Here's a weird one: we all know that reading to/with our kids is a positive thing, but are there lines that shouldn't be overstepped? If you, the adult, have wonderful memories of childhood books, how should you proceed with your own children, instilling that same love of reading without foisting anything on them?

Here's a weird one: we all know that reading to/with our kids is a positive thing, but are there lines that shouldn't be overstepped? If you, the adult, have wonderful memories of childhood books, how should you proceed with your own children, instilling that same love of reading without foisting anything on them?

My older child is just five. He is a voracious reader (or listener, if truth be told, he's still not entirely on board with reading alone) so we're well and truly done with picture books for him - we've been reading 'real books' for a good eight months now.

What I'm struggling with is finding books that we can all enjoy that doesn't just mean me pushing my childhood favourites on him. It feels legitimate to start with Roald Dahl, because obviously, everyone has to read these, it isn't a choice, it's a rite of passage (big leap: Lord of the Flies? Too young???) but if I start leaping from there where do we end up?

My real question is: should kids be left to discover these magical worlds for themselves, as explorers? Do they lose something by being introduced to the books by their parents, when they're too young to read them for themselves? I so clearly remember discovering Enid Blyton, thanks to my friend Megan, who brought her copy of The Magic Faraway Tree to school with her one day when we were six or seven. My mind was blown. Wow. Moonface and Saucepan Man became firm favourites and we played our own version of The Magic Faraway Tree together for months. The world was ours, we didn't share it with our parents. I remember that mattering a lot. But we've already read all that series with our son because he was desperate for something meatier than the books we were reading to him. He, like me, fell in love with Moonface and Saucepan Man and has spent hours wondering what Pop-cakes taste of and how it would feel to slide down the slippery slip. He invented his own word game based on Saucepan Man's constant rhyming errors. But he's done it with us. Does this matter? After giving it some thought, I guess I conclude that while he may well have gained by waiting and discovering the world alone, I also think he'd be missing out by continuing to read simpler books with us.

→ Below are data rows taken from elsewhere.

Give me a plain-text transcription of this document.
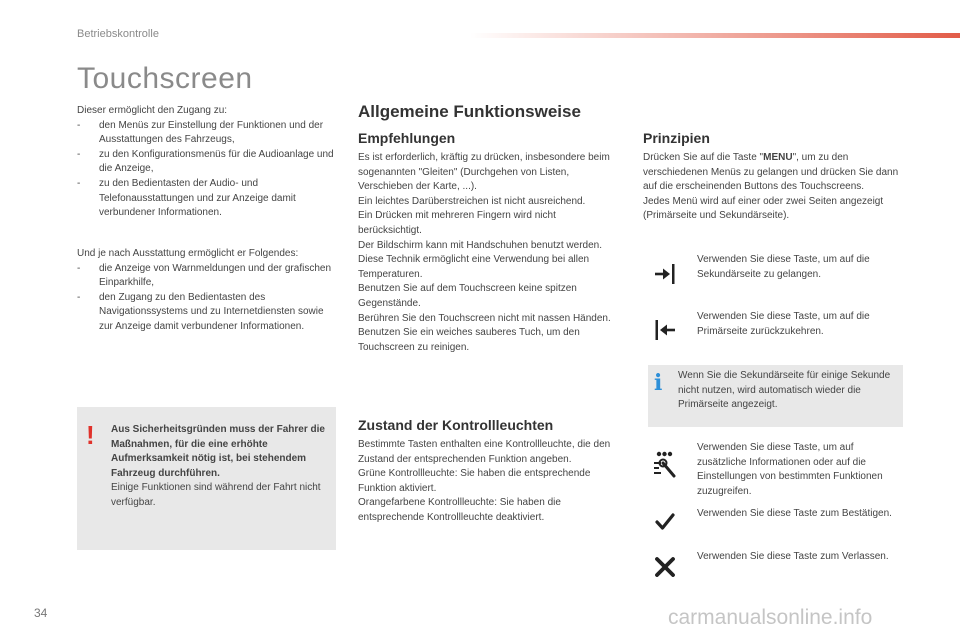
Betriebskontrolle
Touchscreen

Dieser ermöglicht den Zugang zu:

- den Menüs zur Einstellung der Funktionen und der Ausstattungen des Fahrzeugs,
- zu den Konfigurationsmenüs für die Audioanlage und die Anzeige,
- zu den Bedientasten der Audio- und Telefonausstattungen und zur Anzeige damit verbundener Informationen.

Und je nach Ausstattung ermöglicht er Folgendes:

- die Anzeige von Warnmeldungen und der grafischen Einparkhilfe,
- den Zugang zu den Bedientasten des Navigationssystems und zu Internetdiensten sowie zur Anzeige damit verbundener Informationen.
! Aus Sicherheitsgründen muss der Fahrer die Maßnahmen, für die eine erhöhte Aufmerksamkeit nötig ist, bei stehendem Fahrzeug durchführen.

Einige Funktionen sind während der Fahrt nicht verfügbar.

Allgemeine Funktionsweise
Empfehlungen

Es ist erforderlich, kräftig zu drücken, insbesondere beim sogenannten "Gleiten" (Durchgehen von Listen, Verschieben der Karte, ...).

Ein leichtes Darüberstreichen ist nicht ausreichend.

Ein Drücken mit mehreren Fingern wird nicht berücksichtigt.

Der Bildschirm kann mit Handschuhen benutzt werden. Diese Technik ermöglicht eine Verwendung bei allen Temperaturen.

Benutzen Sie auf dem Touchscreen keine spitzen Gegenstände.

Berühren Sie den Touchscreen nicht mit nassen Händen.

Benutzen Sie ein weiches sauberes Tuch, um den Touchscreen zu reinigen.

Zustand der Kontrollleuchten

Bestimmte Tasten enthalten eine Kontrollleuchte, die den Zustand der entsprechenden Funktion angeben.

Grüne Kontrollleuchte: Sie haben die entsprechende Funktion aktiviert.

Orangefarbene Kontrollleuchte: Sie haben die entsprechende Kontrollleuchte deaktiviert.

Prinzipien

Drücken Sie auf die Taste "MENU", um zu den verschiedenen Menüs zu gelangen und drücken Sie dann auf die erscheinenden Buttons des Touchscreens.

Jedes Menü wird auf einer oder zwei Seiten angezeigt (Primärseite und Sekundärseite).

Verwenden Sie diese Taste, um auf die Sekundärseite zu gelangen.
Verwenden Sie diese Taste, um auf die Primärseite zurückzukehren.
i Wenn Sie die Sekundärseite für einige Sekunde nicht nutzen, wird automatisch wieder die Primärseite angezeigt.
Verwenden Sie diese Taste, um auf zusätzliche Informationen oder auf die Einstellungen von bestimmten Funktionen zuzugreifen.
Verwenden Sie diese Taste zum Bestätigen.
Verwenden Sie diese Taste zum Verlassen.
34	carmanualsonline.info
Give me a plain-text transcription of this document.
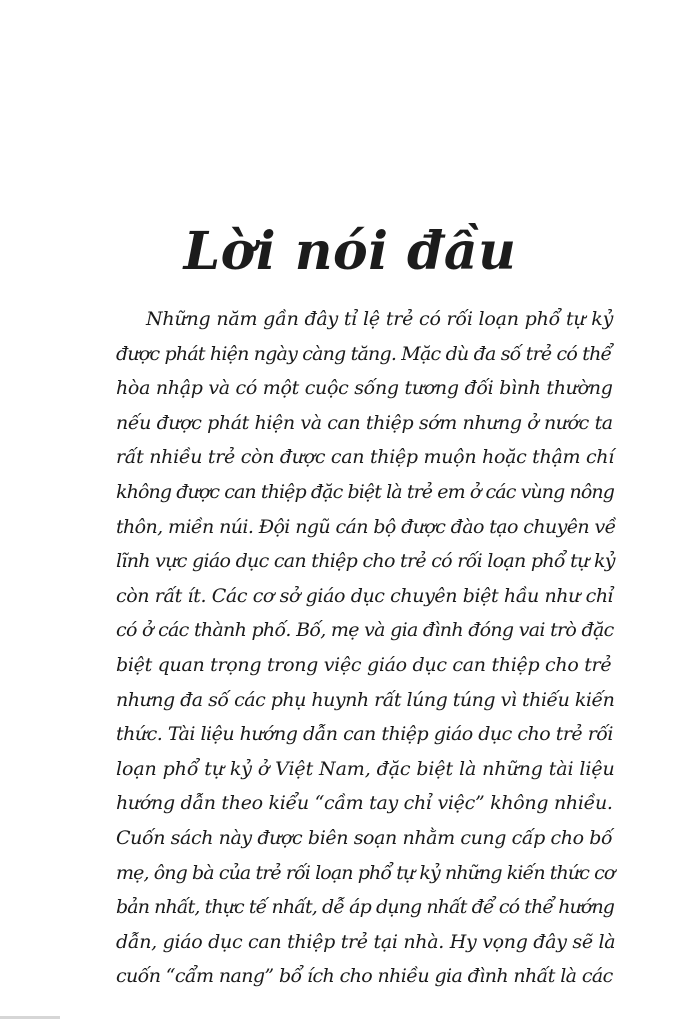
Lời nói đầu
Những năm gần đây tỉ lệ trẻ có rối loạn phổ tự kỷ
được phát hiện ngày càng tăng. Mặc dù đa số trẻ có thể
hòa nhập và có một cuộc sống tương đối bình thường
nếu được phát hiện và can thiệp sớm nhưng ở nước ta
rất nhiều trẻ còn được can thiệp muộn hoặc thậm chí
không được can thiệp đặc biệt là trẻ em ở các vùng nông
thôn, miền núi. Đội ngũ cán bộ được đào tạo chuyên về
lĩnh vực giáo dục can thiệp cho trẻ có rối loạn phổ tự kỷ
còn rất ít. Các cơ sở giáo dục chuyên biệt hầu như chỉ
có ở các thành phố. Bố, mẹ và gia đình đóng vai trò đặc
biệt quan trọng trong việc giáo dục can thiệp cho trẻ
nhưng đa số các phụ huynh rất lúng túng vì thiếu kiến
thức. Tài liệu hướng dẫn can thiệp giáo dục cho trẻ rối
loạn phổ tự kỷ ở Việt Nam, đặc biệt là những tài liệu
hướng dẫn theo kiểu “cầm tay chỉ việc” không nhiều.
Cuốn sách này được biên soạn nhằm cung cấp cho bố
mẹ, ông bà của trẻ rối loạn phổ tự kỷ những kiến thức cơ
bản nhất, thực tế nhất, dễ áp dụng nhất để có thể hướng
dẫn, giáo dục can thiệp trẻ tại nhà. Hy vọng đây sẽ là
cuốn “cẩm nang” bổ ích cho nhiều gia đình nhất là các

Five year olds are so smart and so alert to the world but most just aren't going to sit and read to themselves, so how to proceed? The problem is that kids are often ready for the complexity of 'chapter books' long before they're actually capable of reading them for themselves. For my five year old, there's nothing more delicious than snuggling up with a book to enter a magical literary world but it still needs to be together with a parent.

It feels like a weird no-kids-land at the moment. There just aren't lots of great age-appropriate books available. It's true, there isn't a shortage of books aimed at five year olds; we have a load of modern chapter-ish books about pirates or chocolate, amongst other things, but, they're crap*. The kids might enjoy them but they are often painful for the parents to read. So we have to, for our sanity, return to the those books we know and love from our own childhoods. They may be meant for slightly older kids but they are full of wacky, silly ideas just oozing fun for modern kids. And as an Australian friend pointed out to me, the kids will never lose out from rereading books. They'll get more out of each reading, whether it's alone or with a parent. So go on, pick up a book you loved as a kid and re-enter that magical place.

Personally, I'm chomping at the bit to get him to some of my favourites: Richmal Crompton's wonderful series, Just William, Willard Price's Adventure Series, Anthony Buckeridge's Jennings books and C.S Lewis' Chronicles of Narnia **, but I know he'll get to them in his own time. They're too grown up for a five year old, no matter how smart he is and I can't push them on him just to please myself. It is important to know when they time's right and not foist books on a kid just because you want to reread them or introduce your little one to something you loved. My son, for example, has loved all the Roald Dahl thus far but will not even entertain the idea of reading Matilda. I have no idea why. I also know if I push it, he'll never read it so I remain calm and when calm no longer works, I shall just have to reread it for myself.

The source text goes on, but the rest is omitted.